Les quatre condamnés l'ont été pour des viols commis sur une seule des deux plaignantes, Nina. En revanche les dix hommes accusés pour les faits concernant l’autre plaignante, Aurélie, ont été acquittés. Me Alexandre Deviller, dont le client fait partie des condamnés, a parlé d'un « fiasco, parce qu'on a médiatisé cette affaire dès les interpellations ». Pour Me Clotilde Lepetit, avocate des plaignantes, en revanche, « l’une d’entre elles a vu la reconnaissance de sa souffrance par la société française. L’autre, elle a été malmenée non seulement par la défense mais aussi un dossier extrêmement mal travaillé. Mes clientes ont de toutes façons vécu le procès comme une négation absolue de leur personne, de leur souffrance, de leur colère ».
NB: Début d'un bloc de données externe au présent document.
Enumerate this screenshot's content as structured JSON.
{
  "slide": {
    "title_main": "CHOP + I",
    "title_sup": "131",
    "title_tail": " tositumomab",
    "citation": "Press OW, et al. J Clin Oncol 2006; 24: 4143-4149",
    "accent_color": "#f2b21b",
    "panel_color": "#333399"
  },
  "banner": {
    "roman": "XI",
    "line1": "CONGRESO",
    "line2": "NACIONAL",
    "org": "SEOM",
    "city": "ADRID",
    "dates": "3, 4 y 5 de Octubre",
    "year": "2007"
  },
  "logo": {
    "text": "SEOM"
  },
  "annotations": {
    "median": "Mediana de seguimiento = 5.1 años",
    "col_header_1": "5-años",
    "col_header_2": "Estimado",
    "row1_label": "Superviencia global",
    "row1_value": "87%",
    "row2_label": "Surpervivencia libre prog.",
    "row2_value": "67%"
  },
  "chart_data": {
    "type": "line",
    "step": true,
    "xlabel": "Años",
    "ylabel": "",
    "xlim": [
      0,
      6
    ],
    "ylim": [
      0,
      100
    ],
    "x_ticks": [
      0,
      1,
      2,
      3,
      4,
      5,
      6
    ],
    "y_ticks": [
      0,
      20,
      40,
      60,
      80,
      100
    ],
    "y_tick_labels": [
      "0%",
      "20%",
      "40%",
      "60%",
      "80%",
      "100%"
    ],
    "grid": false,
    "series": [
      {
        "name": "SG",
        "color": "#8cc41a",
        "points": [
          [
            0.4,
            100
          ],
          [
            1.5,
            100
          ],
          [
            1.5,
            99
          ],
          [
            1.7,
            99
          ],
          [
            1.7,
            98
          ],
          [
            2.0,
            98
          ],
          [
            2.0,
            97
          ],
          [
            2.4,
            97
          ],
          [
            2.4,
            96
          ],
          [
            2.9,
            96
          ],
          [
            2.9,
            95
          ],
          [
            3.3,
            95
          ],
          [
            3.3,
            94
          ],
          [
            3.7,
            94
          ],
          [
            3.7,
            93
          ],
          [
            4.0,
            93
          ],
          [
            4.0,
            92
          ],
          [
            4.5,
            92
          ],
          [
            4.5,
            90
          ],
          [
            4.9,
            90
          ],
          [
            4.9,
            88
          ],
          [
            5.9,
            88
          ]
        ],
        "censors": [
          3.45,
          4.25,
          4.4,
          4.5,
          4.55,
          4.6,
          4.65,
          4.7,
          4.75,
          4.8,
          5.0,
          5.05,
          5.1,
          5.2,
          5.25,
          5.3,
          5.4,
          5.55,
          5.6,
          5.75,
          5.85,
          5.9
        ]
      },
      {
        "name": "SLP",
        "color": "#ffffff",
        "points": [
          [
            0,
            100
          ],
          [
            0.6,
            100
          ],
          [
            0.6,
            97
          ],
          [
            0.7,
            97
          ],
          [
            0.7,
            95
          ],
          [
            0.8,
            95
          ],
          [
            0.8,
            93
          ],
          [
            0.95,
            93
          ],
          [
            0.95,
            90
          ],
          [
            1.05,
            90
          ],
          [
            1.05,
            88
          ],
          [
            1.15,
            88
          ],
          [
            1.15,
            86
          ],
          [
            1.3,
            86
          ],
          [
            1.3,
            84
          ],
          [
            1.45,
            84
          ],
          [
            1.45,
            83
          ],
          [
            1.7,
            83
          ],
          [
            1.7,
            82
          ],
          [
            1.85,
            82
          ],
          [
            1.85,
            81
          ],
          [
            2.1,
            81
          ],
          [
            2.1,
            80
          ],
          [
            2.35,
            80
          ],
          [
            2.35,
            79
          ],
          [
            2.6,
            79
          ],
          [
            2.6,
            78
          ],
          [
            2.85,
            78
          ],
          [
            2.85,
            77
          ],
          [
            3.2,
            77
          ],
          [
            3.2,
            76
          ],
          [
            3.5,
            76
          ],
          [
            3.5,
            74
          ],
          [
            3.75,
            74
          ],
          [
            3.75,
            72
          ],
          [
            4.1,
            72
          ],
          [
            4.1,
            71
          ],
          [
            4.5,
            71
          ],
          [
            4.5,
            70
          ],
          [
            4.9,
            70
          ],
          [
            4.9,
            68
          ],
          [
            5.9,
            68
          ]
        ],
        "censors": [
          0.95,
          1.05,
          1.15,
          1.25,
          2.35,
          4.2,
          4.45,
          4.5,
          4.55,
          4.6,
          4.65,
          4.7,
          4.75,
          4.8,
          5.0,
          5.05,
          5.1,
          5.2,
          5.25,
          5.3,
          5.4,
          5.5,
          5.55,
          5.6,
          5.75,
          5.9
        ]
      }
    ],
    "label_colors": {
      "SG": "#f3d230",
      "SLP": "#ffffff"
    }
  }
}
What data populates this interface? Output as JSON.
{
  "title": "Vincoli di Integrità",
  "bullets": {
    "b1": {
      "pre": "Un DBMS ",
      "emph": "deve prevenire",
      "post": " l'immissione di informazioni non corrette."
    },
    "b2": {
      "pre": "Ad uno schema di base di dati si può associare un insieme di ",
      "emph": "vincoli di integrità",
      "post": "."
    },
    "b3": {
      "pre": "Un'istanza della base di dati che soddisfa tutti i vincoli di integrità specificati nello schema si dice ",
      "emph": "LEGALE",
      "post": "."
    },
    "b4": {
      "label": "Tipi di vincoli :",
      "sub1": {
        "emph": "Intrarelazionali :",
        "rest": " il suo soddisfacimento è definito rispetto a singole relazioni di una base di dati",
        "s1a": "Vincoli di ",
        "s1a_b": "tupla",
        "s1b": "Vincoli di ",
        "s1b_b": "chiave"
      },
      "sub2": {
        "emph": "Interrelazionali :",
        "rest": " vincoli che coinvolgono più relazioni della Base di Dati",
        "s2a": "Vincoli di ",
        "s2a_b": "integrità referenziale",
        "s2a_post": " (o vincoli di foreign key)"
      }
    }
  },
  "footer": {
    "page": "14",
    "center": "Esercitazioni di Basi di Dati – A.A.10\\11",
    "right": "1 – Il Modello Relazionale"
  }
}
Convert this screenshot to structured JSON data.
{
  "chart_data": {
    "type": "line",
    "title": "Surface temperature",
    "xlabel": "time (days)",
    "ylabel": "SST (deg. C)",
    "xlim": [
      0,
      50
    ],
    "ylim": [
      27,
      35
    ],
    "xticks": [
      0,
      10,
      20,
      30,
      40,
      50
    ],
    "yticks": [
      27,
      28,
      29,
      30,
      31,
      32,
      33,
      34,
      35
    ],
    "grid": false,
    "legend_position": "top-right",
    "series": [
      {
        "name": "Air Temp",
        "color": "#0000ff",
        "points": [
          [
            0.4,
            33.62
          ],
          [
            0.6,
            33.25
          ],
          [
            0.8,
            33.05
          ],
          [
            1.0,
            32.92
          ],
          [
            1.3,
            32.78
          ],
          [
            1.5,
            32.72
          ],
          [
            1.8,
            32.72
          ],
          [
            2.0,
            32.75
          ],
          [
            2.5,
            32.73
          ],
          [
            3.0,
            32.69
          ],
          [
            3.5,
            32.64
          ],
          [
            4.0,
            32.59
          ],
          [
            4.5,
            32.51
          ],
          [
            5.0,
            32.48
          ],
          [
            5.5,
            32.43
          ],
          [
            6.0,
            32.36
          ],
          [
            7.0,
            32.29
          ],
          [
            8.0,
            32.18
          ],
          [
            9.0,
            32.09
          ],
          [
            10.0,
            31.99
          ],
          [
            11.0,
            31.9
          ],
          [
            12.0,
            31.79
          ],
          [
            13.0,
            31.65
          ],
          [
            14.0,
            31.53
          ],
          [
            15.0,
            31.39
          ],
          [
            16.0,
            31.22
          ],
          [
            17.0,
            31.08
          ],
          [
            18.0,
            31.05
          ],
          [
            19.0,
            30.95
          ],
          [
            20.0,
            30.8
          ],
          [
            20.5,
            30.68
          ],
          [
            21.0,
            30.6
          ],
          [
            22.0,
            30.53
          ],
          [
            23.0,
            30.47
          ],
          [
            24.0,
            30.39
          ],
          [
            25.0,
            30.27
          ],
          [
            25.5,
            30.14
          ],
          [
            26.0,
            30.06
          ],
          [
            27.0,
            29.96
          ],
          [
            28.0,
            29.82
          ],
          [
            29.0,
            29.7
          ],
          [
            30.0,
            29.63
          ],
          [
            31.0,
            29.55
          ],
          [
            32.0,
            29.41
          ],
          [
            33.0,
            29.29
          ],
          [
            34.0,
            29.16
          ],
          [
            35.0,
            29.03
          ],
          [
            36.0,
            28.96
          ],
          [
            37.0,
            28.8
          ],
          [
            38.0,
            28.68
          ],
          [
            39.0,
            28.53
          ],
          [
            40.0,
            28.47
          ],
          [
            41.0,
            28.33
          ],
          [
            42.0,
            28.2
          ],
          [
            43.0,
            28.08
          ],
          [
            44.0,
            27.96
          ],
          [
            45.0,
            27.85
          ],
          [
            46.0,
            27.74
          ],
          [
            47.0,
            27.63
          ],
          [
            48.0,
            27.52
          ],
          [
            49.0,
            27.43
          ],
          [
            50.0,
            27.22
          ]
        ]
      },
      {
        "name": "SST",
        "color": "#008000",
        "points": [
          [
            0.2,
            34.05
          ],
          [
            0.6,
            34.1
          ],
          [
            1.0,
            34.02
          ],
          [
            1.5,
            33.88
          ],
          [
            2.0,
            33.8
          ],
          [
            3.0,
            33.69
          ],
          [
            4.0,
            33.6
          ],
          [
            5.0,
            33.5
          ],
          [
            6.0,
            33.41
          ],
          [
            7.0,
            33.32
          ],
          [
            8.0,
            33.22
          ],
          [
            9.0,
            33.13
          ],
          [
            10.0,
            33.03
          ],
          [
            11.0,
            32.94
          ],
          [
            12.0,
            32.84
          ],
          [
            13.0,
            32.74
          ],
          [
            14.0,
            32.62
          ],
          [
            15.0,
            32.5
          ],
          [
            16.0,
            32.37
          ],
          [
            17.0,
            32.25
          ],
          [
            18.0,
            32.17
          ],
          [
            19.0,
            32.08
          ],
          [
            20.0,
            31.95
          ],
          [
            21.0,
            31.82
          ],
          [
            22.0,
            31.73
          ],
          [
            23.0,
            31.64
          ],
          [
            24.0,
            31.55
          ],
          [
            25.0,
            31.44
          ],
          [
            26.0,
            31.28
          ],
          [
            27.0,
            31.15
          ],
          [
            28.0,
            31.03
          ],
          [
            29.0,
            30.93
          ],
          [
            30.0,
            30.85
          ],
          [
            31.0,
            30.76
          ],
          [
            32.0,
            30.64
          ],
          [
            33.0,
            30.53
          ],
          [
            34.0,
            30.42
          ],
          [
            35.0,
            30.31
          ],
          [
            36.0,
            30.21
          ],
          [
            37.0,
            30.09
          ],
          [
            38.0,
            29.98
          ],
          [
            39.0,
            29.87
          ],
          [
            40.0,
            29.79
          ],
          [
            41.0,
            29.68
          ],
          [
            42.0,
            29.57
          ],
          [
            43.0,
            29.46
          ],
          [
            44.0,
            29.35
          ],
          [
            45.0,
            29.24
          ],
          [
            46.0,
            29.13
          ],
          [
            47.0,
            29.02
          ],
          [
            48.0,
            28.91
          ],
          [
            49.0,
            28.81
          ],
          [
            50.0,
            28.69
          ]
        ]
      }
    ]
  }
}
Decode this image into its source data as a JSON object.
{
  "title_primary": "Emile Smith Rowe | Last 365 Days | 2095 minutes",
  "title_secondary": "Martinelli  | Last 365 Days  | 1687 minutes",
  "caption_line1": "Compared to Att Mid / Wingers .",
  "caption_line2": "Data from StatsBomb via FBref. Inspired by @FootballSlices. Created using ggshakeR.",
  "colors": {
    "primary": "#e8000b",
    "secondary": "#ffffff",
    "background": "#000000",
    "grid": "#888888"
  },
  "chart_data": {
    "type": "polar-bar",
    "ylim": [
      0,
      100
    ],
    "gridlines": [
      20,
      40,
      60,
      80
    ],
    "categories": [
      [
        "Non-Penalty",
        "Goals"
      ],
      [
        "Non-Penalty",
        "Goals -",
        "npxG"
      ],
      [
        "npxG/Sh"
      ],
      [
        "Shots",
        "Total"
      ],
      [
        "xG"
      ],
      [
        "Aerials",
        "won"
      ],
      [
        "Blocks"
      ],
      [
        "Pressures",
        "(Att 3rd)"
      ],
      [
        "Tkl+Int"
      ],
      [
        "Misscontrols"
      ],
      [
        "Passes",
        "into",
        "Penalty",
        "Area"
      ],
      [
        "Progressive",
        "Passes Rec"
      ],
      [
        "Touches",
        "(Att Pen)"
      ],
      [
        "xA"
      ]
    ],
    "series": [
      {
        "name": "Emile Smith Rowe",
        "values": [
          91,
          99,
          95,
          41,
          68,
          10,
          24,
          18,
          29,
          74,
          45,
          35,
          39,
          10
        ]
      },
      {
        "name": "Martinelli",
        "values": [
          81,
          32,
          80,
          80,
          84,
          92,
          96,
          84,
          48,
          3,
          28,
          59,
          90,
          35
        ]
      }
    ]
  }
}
«Une instruction vide, bâclée »
Lundi, l'avocate générale avait requis des peines de cinq à sept ans de prison pour huit accusés. Pour les six autres, elle s'en était remise à la décision de la cour, évoquant le "doute" et relevant le manque d'éléments à charge les concernant pour réclamer une peine. « Même s’il y a dix acquittements, je ne suis pas en colère. L’instruction était vide, bâclée. Evidemment, il faut donner la parole aux victimes mais faire preuve d’une extrême vigilance, procéder à toutes les vérifications possibles pour éviter de commettre une erreur judiciaire », explique Me Bouaou, l’un des avocats des accusés.
Les deux plaignantes, qui affirment avoir été violées à répétition dans des conditions particulièrement sordides alors qu'elles avaient entre 15 et 16 ans, régulièrement absentes pour raisons médicales, n'étaient pas présentes à l'énoncé du jugement.
« Ne pas raconter des histoires bêtement »
Un des jeunes acquittés, qui souhaite rester anonyme, a confié son soulagement après le verdict au micro de RMC : « Je suis soulagé. Ça fait 6 ans que l’on vit un calvaire. On a souffert, tout le monde a souffert. Mais il y a encore des personnes condamnés qui pour moi ne sont pas coupables. Je trouve que la justice n’a pas été faite. Nous, le juge d’instruction nous a dit : "vous allez en prison" au bout de deux secondes sur des trucs mêmes pas fondés. Il y en a qui y ont passé un an. Les filles sont arrivées, elles ont donné 50 noms et Fontenay devient une ville de barbares alors que ce n’est pas vrai. Ce sont des personnes qui sont en souffrance et il faut qu’elles pensent à se soigner avant de raconter des histoires bêtement ».